The state of New South Wales has committed $1.5 million on a digital Mental Health platform that will be used by eight of its agencies. Its installation is scheduled to be completed by June 30th of the following year. For young individuals aged 15 to 25, the Moderated Online Social Counseling (MOST) platform offers round-the-clock integrated face-to-face and online therapy, tools, and programmes.

It supports young patients with a network of peers and Mental Health clinicians, as well as the ability to interact with other patients via the platform. Users can also construct their own toolkit of methods to utilise before, during, and after therapy sessions using MOST. Orygen, an Australian non-profit research and Mental Health care organisation, invented it last year in July. Mobile phones, tablets, and desktop PCs can all access the digital platform.

As part of the state government’s COVID-19 community support response, MOST was trialled in Victoria and quickly spread. Since the outbreak, young Australians have had to wait six to eight weeks for an appointment with a psychologist at headspace, a government-funded non-profit service for teenagers. Bronnie Taylor, Minister of Mental Health, stated that the installation of MOST will offer them with immediate access to specialised care during this “challenging time” in.
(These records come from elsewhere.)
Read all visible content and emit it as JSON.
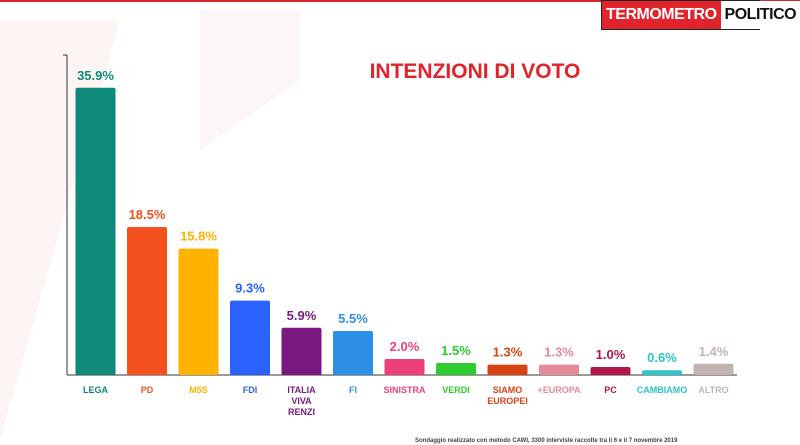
{
  "brand": {
    "logo_part1": "TERMOMETRO",
    "logo_part2": "POLITICO"
  },
  "footnote": "Sondaggio realizzato con metodo CAWI, 3300 interviste raccolte tra il 6 e il 7 novembre 2019",
  "chart_data": {
    "type": "bar",
    "title": "INTENZIONI DI VOTO",
    "xlabel": "",
    "ylabel": "",
    "ylim": [
      0,
      40
    ],
    "grid": false,
    "categories": [
      "LEGA",
      "PD",
      "M5S",
      "FDI",
      "ITALIA VIVA RENZI",
      "FI",
      "SINISTRA",
      "VERDI",
      "SIAMO EUROPEI",
      "+EUROPA",
      "PC",
      "CAMBIAMO",
      "ALTRO"
    ],
    "category_lines": [
      [
        "LEGA"
      ],
      [
        "PD"
      ],
      [
        "M5S"
      ],
      [
        "FDI"
      ],
      [
        "ITALIA",
        "VIVA",
        "RENZI"
      ],
      [
        "FI"
      ],
      [
        "SINISTRA"
      ],
      [
        "VERDI"
      ],
      [
        "SIAMO",
        "EUROPEI"
      ],
      [
        "+EUROPA"
      ],
      [
        "PC"
      ],
      [
        "CAMBIAMO"
      ],
      [
        "ALTRO"
      ]
    ],
    "values": [
      35.9,
      18.5,
      15.8,
      9.3,
      5.9,
      5.5,
      2.0,
      1.5,
      1.3,
      1.3,
      1.0,
      0.6,
      1.4
    ],
    "value_labels": [
      "35.9%",
      "18.5%",
      "15.8%",
      "9.3%",
      "5.9%",
      "5.5%",
      "2.0%",
      "1.5%",
      "1.3%",
      "1.3%",
      "1.0%",
      "0.6%",
      "1.4%"
    ],
    "colors": [
      "#0f8a78",
      "#f4511e",
      "#ffb300",
      "#2962ff",
      "#7b1a7e",
      "#2e8fe6",
      "#ec407a",
      "#2ecc2e",
      "#d84315",
      "#e38b99",
      "#b0174a",
      "#2ec4c9",
      "#c4b3b3"
    ],
    "bar_value_colors": [
      "#0f8a78",
      "#f4511e",
      "#ffb300",
      "#2962ff",
      "#7b1a7e",
      "#2e8fe6",
      "#ec407a",
      "#2ecc2e",
      "#d84315",
      "#e38b99",
      "#b0174a",
      "#2ec4c9",
      "#c4b3b3"
    ]
  }
}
The University of Sydney was awarded a A$3.4 million ($2.5 million) grant from the federal government’s Clinical Trials and Cohorts Studies scheme in July to test a new style of care for young individuals with Mental Health difficulties who are in the early stages of their illness. The university’s Brain and Mind Centre is collaborating with Orygen, Deakin University, and the University of Notre Dame on a five-year Youth Model of Care trial that will begin early next year.